3.) The causation on the above is not clear. This could simply be saying we've shifted labour and capital out of manufacturing to higher value-adding industries and used the money to buy cheap manufactured goods from other people (China, Taiwan etc). The manufacturing that has remained is the capital and skill intensive industries which are primarily exporters by nature (automotive, aerospace etc). Therefore pivotting back to semi and low skilled manufacturing will not add a great deal of value, though it might improve the balance of trade position.

4.) Germany has an artificially low exchange rate thanks to the Euro, which boosts its export capacity.

5.) German work and investment ethics are far superior to those in the UK. It doesn't really matter whether your in manufacturing or servicing, a culture which promotes skills, training, experience, and inwards investment will have solid fundamentals. Germany excels in these areas. The UK does not.

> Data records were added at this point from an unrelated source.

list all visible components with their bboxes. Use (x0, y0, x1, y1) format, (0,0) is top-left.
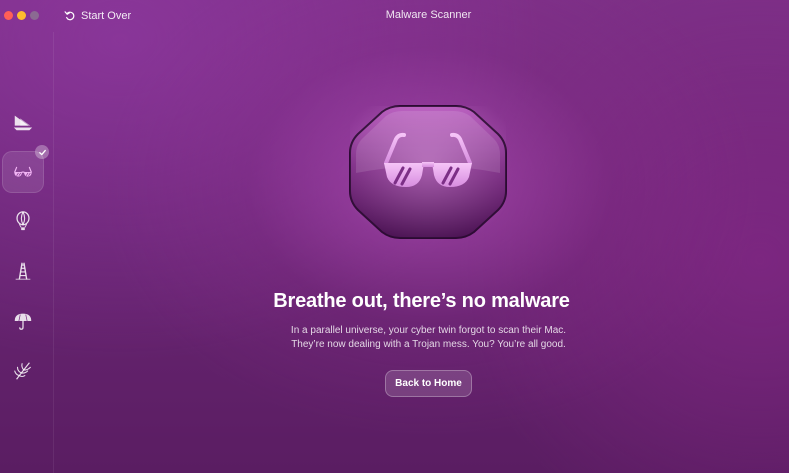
sidebar-item-cleanup[interactable] (2, 101, 44, 143)
back-to-home-button[interactable]: Back to Home (385, 370, 472, 397)
checkmark-icon (38, 149, 46, 155)
description-line: In a parallel universe, your cyber twin … (290, 325, 567, 336)
result-headline: Breathe out, there’s no malware (273, 290, 570, 312)
title-bar: Start Over Malware Scanner (0, 0, 789, 32)
umbrella-icon (14, 313, 32, 330)
description-line: They’re now dealing with a Trojan mess. … (291, 339, 566, 350)
completed-check-badge (35, 145, 49, 159)
sidebar (0, 32, 54, 473)
result-hero-badge (348, 103, 508, 241)
sailboat-icon (13, 115, 33, 131)
hot-air-balloon-icon (16, 211, 30, 231)
sunglasses-icon (349, 105, 507, 239)
sunglasses-icon (14, 166, 32, 177)
sidebar-item-malware[interactable] (2, 145, 49, 193)
sidebar-item-applications[interactable] (2, 250, 44, 292)
sidebar-item-protection[interactable] (2, 300, 44, 342)
window-title: Malware Scanner (385, 9, 472, 21)
result-description: In a parallel universe, your cyber twin … (54, 324, 789, 352)
palm-leaf-icon (14, 362, 31, 380)
sidebar-item-clutter[interactable] (2, 350, 44, 392)
ladder-icon (15, 262, 31, 280)
sidebar-item-performance[interactable] (2, 200, 44, 242)
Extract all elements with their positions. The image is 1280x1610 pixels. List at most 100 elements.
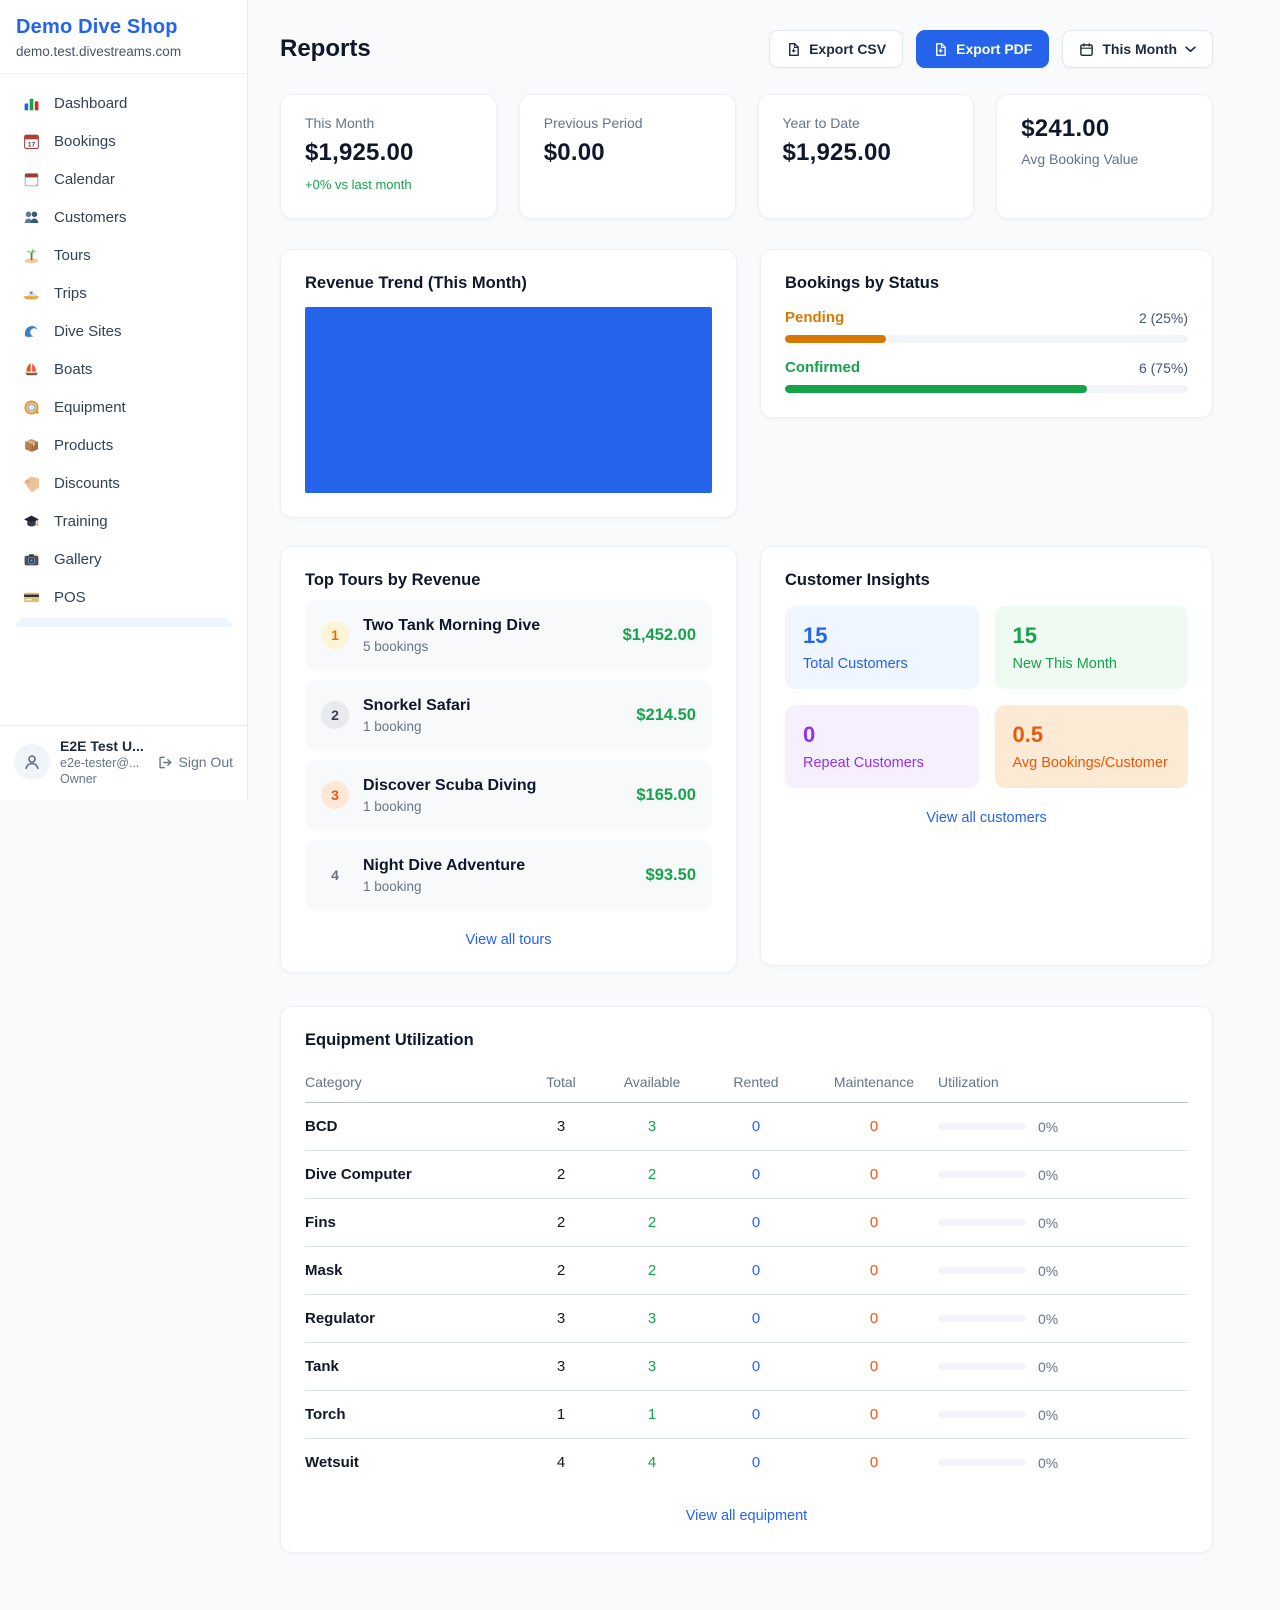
tour-bookings: 5 bookings <box>363 639 540 654</box>
cell-rented: 0 <box>702 1118 810 1135</box>
status-label: Confirmed <box>785 359 860 376</box>
stat-label: Previous Period <box>544 115 711 131</box>
sidebar-item-boats[interactable]: Boats <box>8 350 239 388</box>
chevron-down-icon <box>1185 46 1196 53</box>
sidebar-item-training[interactable]: Training <box>8 502 239 540</box>
cell-available: 1 <box>602 1406 702 1423</box>
rank-badge: 2 <box>321 701 349 729</box>
package-icon <box>22 436 40 454</box>
tour-list-item: 4 Night Dive Adventure 1 booking $93.50 <box>305 840 712 910</box>
cell-maintenance: 0 <box>810 1406 938 1423</box>
tour-bookings: 1 booking <box>363 879 525 894</box>
credit-card-icon <box>22 588 40 606</box>
user-panel: E2E Test U... e2e-tester@... Owner Sign … <box>0 725 247 800</box>
rank-badge: 1 <box>321 621 349 649</box>
tour-info: Snorkel Safari 1 booking <box>363 697 471 734</box>
sidebar-item-trips[interactable]: Trips <box>8 274 239 312</box>
sidebar-header: Demo Dive Shop demo.test.divestreams.com <box>0 0 247 74</box>
utilization-track <box>938 1363 1026 1370</box>
sidebar-item-pos[interactable]: POS <box>8 578 239 616</box>
progress-track <box>785 385 1188 393</box>
stat-card-this-month: This Month $1,925.00 +0% vs last month <box>280 94 497 219</box>
cell-category: BCD <box>305 1118 520 1135</box>
stat-card-year-to-date: Year to Date $1,925.00 <box>758 94 975 219</box>
sailboat-icon <box>22 360 40 378</box>
utilization-track <box>938 1171 1026 1178</box>
sidebar-item-discounts[interactable]: Discounts <box>8 464 239 502</box>
cell-available: 3 <box>602 1358 702 1375</box>
cell-category: Torch <box>305 1406 520 1423</box>
sidebar-item-label: Customers <box>54 209 127 226</box>
cell-utilization: 0% <box>938 1407 1188 1423</box>
cell-utilization: 0% <box>938 1167 1188 1183</box>
status-row-pending: Pending 2 (25%) <box>785 309 1188 343</box>
column-header-utilization: Utilization <box>938 1074 1188 1090</box>
tour-name: Two Tank Morning Dive <box>363 617 540 635</box>
equipment-utilization-title: Equipment Utilization <box>305 1031 1188 1050</box>
sidebar-item-label: Dive Sites <box>54 323 122 340</box>
stat-label: Avg Booking Value <box>1021 151 1188 167</box>
sidebar-item-dashboard[interactable]: Dashboard <box>8 84 239 122</box>
status-count: 2 (25%) <box>1139 310 1188 326</box>
insight-total-customers: 15 Total Customers <box>785 606 979 689</box>
cell-rented: 0 <box>702 1262 810 1279</box>
cell-maintenance: 0 <box>810 1262 938 1279</box>
person-icon <box>23 753 41 771</box>
avatar <box>14 744 50 780</box>
shop-name: Demo Dive Shop <box>16 16 231 39</box>
cell-maintenance: 0 <box>810 1358 938 1375</box>
stat-delta: +0% vs last month <box>305 177 472 192</box>
cell-total: 1 <box>520 1406 602 1423</box>
period-select-button[interactable]: This Month <box>1062 30 1213 68</box>
sign-out-button[interactable]: Sign Out <box>158 754 233 770</box>
cell-rented: 0 <box>702 1358 810 1375</box>
sidebar: Demo Dive Shop demo.test.divestreams.com… <box>0 0 248 800</box>
utilization-track <box>938 1267 1026 1274</box>
sidebar-item-gallery[interactable]: Gallery <box>8 540 239 578</box>
sign-out-icon <box>158 755 173 770</box>
export-csv-button[interactable]: Export CSV <box>769 30 903 68</box>
page-title: Reports <box>280 35 371 63</box>
tour-bookings: 1 booking <box>363 719 471 734</box>
cell-utilization: 0% <box>938 1359 1188 1375</box>
stat-cards: This Month $1,925.00 +0% vs last month P… <box>280 94 1213 219</box>
stat-card-previous-period: Previous Period $0.00 <box>519 94 736 219</box>
dive-mask-icon <box>22 398 40 416</box>
tour-name: Snorkel Safari <box>363 697 471 715</box>
cell-utilization: 0% <box>938 1263 1188 1279</box>
revenue-trend-card: Revenue Trend (This Month) <box>280 249 737 518</box>
stat-card-avg-booking-value: $241.00 Avg Booking Value <box>996 94 1213 219</box>
column-header-maintenance: Maintenance <box>810 1074 938 1090</box>
insight-label: New This Month <box>1013 656 1171 672</box>
sidebar-item-customers[interactable]: Customers <box>8 198 239 236</box>
view-all-equipment-link[interactable]: View all equipment <box>305 1508 1188 1524</box>
cell-total: 3 <box>520 1310 602 1327</box>
tour-info: Two Tank Morning Dive 5 bookings <box>363 617 540 654</box>
view-all-tours-link[interactable]: View all tours <box>305 932 712 948</box>
file-download-icon <box>933 42 948 57</box>
page-header: Reports Export CSV Export PDF This Month <box>280 30 1213 68</box>
stat-label: Year to Date <box>783 115 950 131</box>
cell-category: Fins <box>305 1214 520 1231</box>
tour-revenue: $214.50 <box>636 706 696 725</box>
view-all-customers-link[interactable]: View all customers <box>785 810 1188 826</box>
sidebar-item-equipment[interactable]: Equipment <box>8 388 239 426</box>
sidebar-item-dive-sites[interactable]: Dive Sites <box>8 312 239 350</box>
revenue-trend-chart <box>305 307 712 493</box>
sidebar-item-calendar[interactable]: Calendar <box>8 160 239 198</box>
cell-available: 2 <box>602 1262 702 1279</box>
export-pdf-button[interactable]: Export PDF <box>916 30 1049 68</box>
insight-value: 0 <box>803 722 961 748</box>
sidebar-item-bookings[interactable]: 17 Bookings <box>8 122 239 160</box>
sidebar-item-label: Tours <box>54 247 91 264</box>
insight-label: Repeat Customers <box>803 755 961 771</box>
sidebar-item-products[interactable]: Products <box>8 426 239 464</box>
tour-info: Discover Scuba Diving 1 booking <box>363 777 536 814</box>
cell-rented: 0 <box>702 1454 810 1471</box>
stat-value: $1,925.00 <box>783 139 950 167</box>
sidebar-item-label: Trips <box>54 285 87 302</box>
table-row: BCD 3 3 0 0 0% <box>305 1103 1188 1151</box>
stat-label: This Month <box>305 115 472 131</box>
sidebar-item-tours[interactable]: Tours <box>8 236 239 274</box>
tour-info: Night Dive Adventure 1 booking <box>363 857 525 894</box>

6.) We could focus on making our services an exportable commodity. If we are good at financial services then specialize in that and sell it globally. Someone once said "not everyone can sell insurance" - this is true. But there is no reason why one person/country can't sell everyone's insurance. Maybe we should be looking at how to sell what we do have, not what we may theoritically have if we re-build the whole economy.



Conclusion (the TL;DR version)

You can either dig stuff up, turn stuff into other stuff, or make people's lives easier. They are all value adding. Proper capitalists create value and get rich by getting a slice of a growing cake. You can cheat by misleading people over your products, but this isn't how stable, ongoing industries operate. And no, everyone making chairs isn't a superior position to everyone selling insurance.